SAVAŞ AY

SAVAŞ AY

Tarihi 26 Kasım 2011

Şarkıcının oğlu

Her çocuk bayramı sever. Eskiden de böyleydi, bundan böyle de herhalde böyle olacak. Ben istisnaydım dersem yadırgamayın.
Çocukluğumda bayram gelmesi yalnızlık yalnızlık demekti benim için. Anam babam sahne sanatıyla iştigal ettikleri için bayram seyran yılbaşı filan günleri söker alırdı onları İstanbul'dan.
Gider uzun süreler gelmez, gelemezlerdi.
İçime artık nasıl işlemişse, bir gün şiir- öykü yazdıydım.

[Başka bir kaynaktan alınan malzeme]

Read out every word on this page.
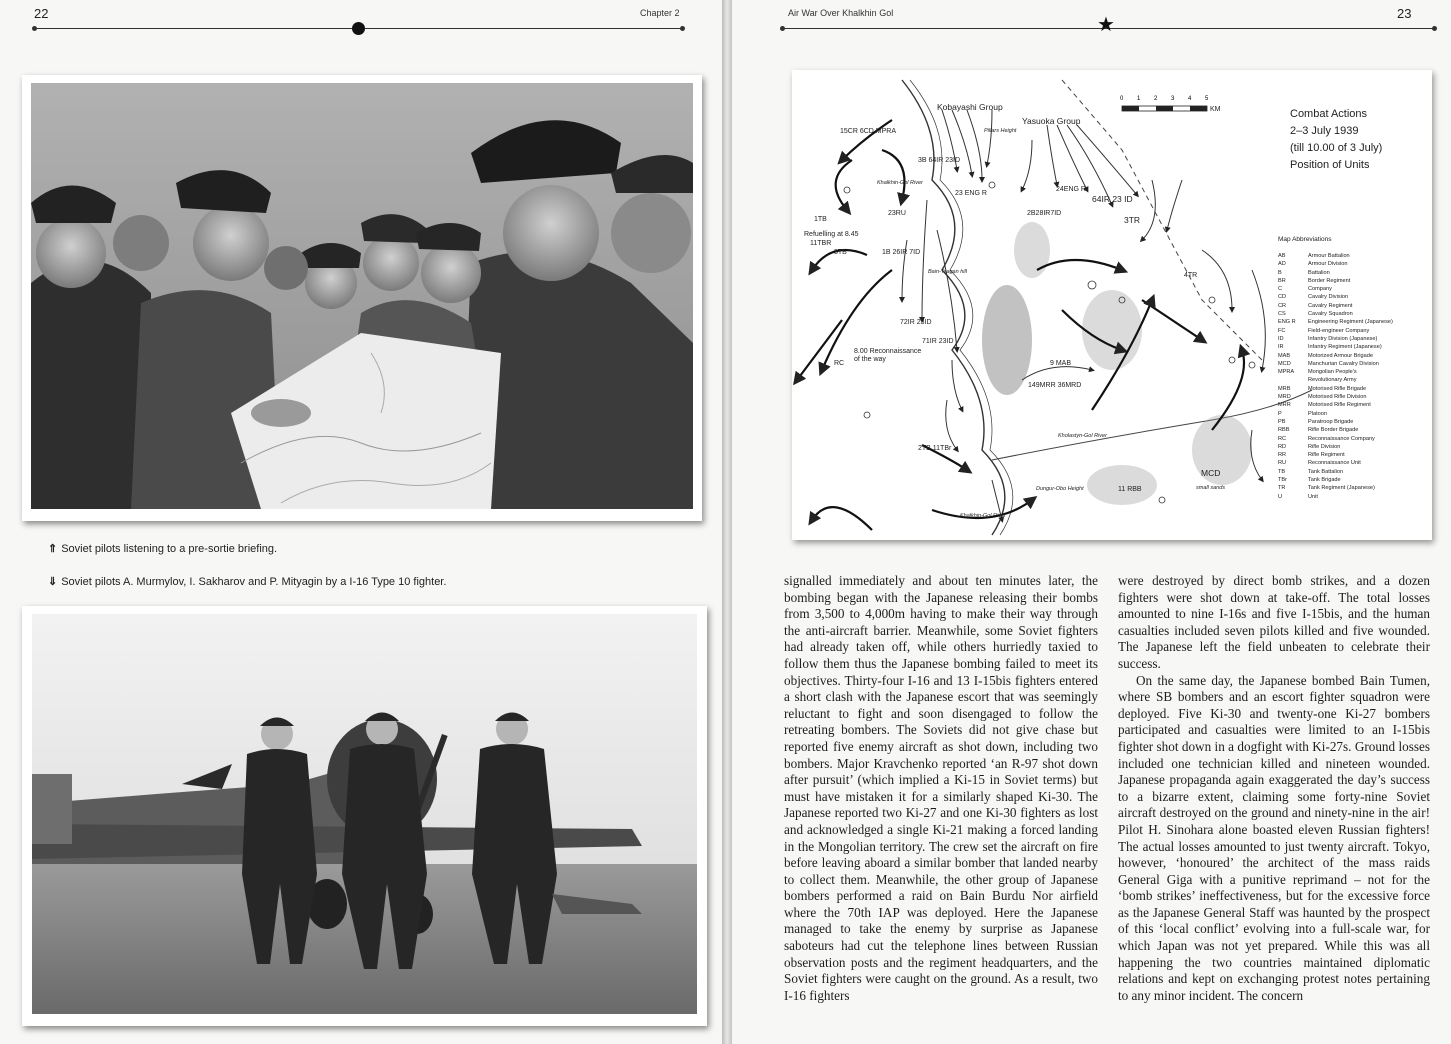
22	Chapter 2
⇑ Soviet pilots listening to a pre-sortie briefing.
⇓ Soviet pilots A. Murmylov, I. Sakharov and P. Mityagin by a I-16 Type 10 fighter.
Air War Over Khalkhin Gol	23
★
Kobayashi Group
Yasuoka Group
15CR 6CD MPRA	Pillars Height
3B 64IR 23ID
Khalkhin-Gol River
23 ENG R
24ENG R
64IR 23 ID
2B28IR7ID
3TR
1TB
23RU
Refuelling at 8.45
11TBR
3TB	1B 26IR 7ID
Bain-Tsagan hill	4TR
72IR 23ID
71IR 23ID
8.00 Reconnaissance of the way
RC	9 MAB
149MRR 36MRD
Kholastyn-Gol River
2TB 11TBr
MCD
small sands
Dungur-Obo Height	11 RBB
Khalkhin-Gol River
KM
0 1 2 3 4 5
Combat Actions
2–3 July 1939
(till 10.00 of 3 July)
Position of Units
Map Abbreviations
AB	Armour Battalion
AD	Armour Division
B	Battalion
BR	Border Regiment
C	Company
CD	Cavalry Division
CR	Cavalry Regiment
CS	Cavalry Squadron
ENG R	Engineering Regiment (Japanese)
FC	Field-engineer Company
ID	Infantry Division (Japanese)
IR	Infantry Regiment (Japanese)
MAB	Motorized Armour Brigade
MCD	Manchurian Cavalry Division
MPRA	Mongolian People's
Revolutionary Army
MRB	Motorised Rifle Brigade
MRD	Motorised Rifle Division
MRR	Motorised Rifle Regiment
P	Platoon
PB	Paratroop Brigade
RBB	Rifle Border Brigade
RC	Reconnaissance Company
RD	Rifle Division
RR	Rifle Regiment
RU	Reconnaissance Unit
TB	Tank Battalion
TBr	Tank Brigade
TR	Tank Regiment (Japanese)
U	Unit

signalled immediately and about ten minutes later, the bombing began with the Japanese releasing their bombs from 3,500 to 4,000m having to make their way through the anti-aircraft barrier. Meanwhile, some Soviet fighters had already taken off, while others hurriedly taxied to follow them thus the Japanese bombing failed to meet its objectives. Thirty-four I-16 and 13 I-15bis fighters entered a short clash with the Japanese escort that was seemingly reluctant to fight and soon disengaged to follow the retreating bombers. The Soviets did not give chase but reported five enemy aircraft as shot down, including two bombers. Major Kravchenko reported ‘an R-97 shot down after pursuit’ (which implied a Ki-15 in Soviet terms) but must have mistaken it for a similarly shaped Ki-30. The Japanese reported two Ki-27 and one Ki-30 fighters as lost and acknowledged a single Ki-21 making a forced landing in the Mongolian territory. The crew set the aircraft on fire before leaving aboard a similar bomber that landed nearby to collect them. Meanwhile, the other group of Japanese bombers performed a raid on Bain Burdu Nor airfield where the 70th IAP was deployed. Here the Japanese managed to take the enemy by surprise as Japanese saboteurs had cut the telephone lines between Russian observation posts and the regiment headquarters, and the Soviet fighters were caught on the ground. As a result, two I-16 fighters

were destroyed by direct bomb strikes, and a dozen fighters were shot down at take-off. The total losses amounted to nine I-16s and five I-15bis, and the human casualties included seven pilots killed and five wounded. The Japanese left the field unbeaten to celebrate their success.

On the same day, the Japanese bombed Bain Tumen, where SB bombers and an escort fighter squadron were deployed. Five Ki-30 and twenty-one Ki-27 bombers participated and casualties were limited to an I-15bis fighter shot down in a dogfight with Ki-27s. Ground losses included one technician killed and nineteen wounded. Japanese propaganda again exaggerated the day’s success to a bizarre extent, claiming some forty-nine Soviet aircraft destroyed on the ground and ninety-nine in the air! Pilot H. Sinohara alone boasted eleven Russian fighters! The actual losses amounted to just twenty aircraft. Tokyo, however, ‘honoured’ the architect of the mass raids General Giga with a punitive reprimand – not for the ‘bomb strikes’ ineffectiveness, but for the excessive force as the Japanese General Staff was haunted by the prospect of this ‘local conflict’ evolving into a full-scale war, for which Japan was not yet prepared. While this was all happening the two countries maintained diplomatic relations and kept on exchanging protest notes pertaining to any minor incident. The concern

Adını "şarkıcının oğlu" koyduydum.
Paylaşmak istiyorum sizinle

Hasretin adı

Anne!
Sen yoktun ya...
Hani uzar giderdi ya turne ayları...
Sensiz koyardı ya şarkılar...
Şarkılarda sen hasreti söylerdin.
Bir çocuk hasreti bir başına çekerdi ya bir Üsküdar sığınağında...
Ne bileyim, Bir defasında belki bir akşam üstü, Birinde bir kuşluk vakti belki...
Düşünde olsun, daha fazla yaşatabilmek için seni, Mahallede bir tek o çocuk; 'annesinin ölüsünü öpmezdi' yemin ederken...
Yatılı mekteplerin acımasız hükmü geçmezken hafta sonu çocuklarına...
Bir tek o sensizliğe yenik ve esir yaşardı pazarı ve cumartesiyi de. Şimdi küfürbazlığa dönüyorsa dili; Sevgi sözcükleri yerine, Sokağın dilini emdiğindendir ana sütü yerine.
Küfrü sevgi gibi, sevda gibi, özlem gibi, kavuşmak gibi belleyip, bileyip, bildiğindendir yani; terbiyesizliğine verme...
Peki ben şimdi Şimdi ben aslında, kimin gözleriyim anne?
Elim, tenim, saç telimde saklı tılsımların buharı genzimi yakarken, Kimin kuyularından çekilmiş sularla beslenir akıttığım gizli göz yaşları? Çocuktum Elbette kanayacaktı dişim, dizlerim, yerlere düştüğümde Beni en çok senin görmediğin yerlerde ve yerler yerine sensizliğe düştüm anne!
En çok yokluğunda ağladım.
En çok hasretinde kanadım...
Şimdi ben çok uzak bir geçmişin kuyularına düş kovalarımı daldırırken, Oyunlar, oyuncaklar yerine en çok kulisleri anımsıyorum anne; Çocuk uykularımı çalan hırsız darbukaları, gürültücü kemanları, Fırdöndüsüz, tombalasız, portakalsız geçen yılbaşlarını hatırlıyorum anne...
Her bayram sabahı, seninkiler yerine ellerini öptüğüm, yalnızlığın dev analarını, Harçlıksızlığa değil, sensizliğe sitem edip iç çektiğim anları, Baştan aşağı pekiyi karnelerimi ilk sana gösteremediğimi anımsıyorum...
Bir de Bir de şarkıların güzeldi anne! Öyleyse şimdi bi kere de, içinde hasretin zerresi bile geçmeyen o şarkını, Bu kez 'Şarkıcının Oğlu' için söyle...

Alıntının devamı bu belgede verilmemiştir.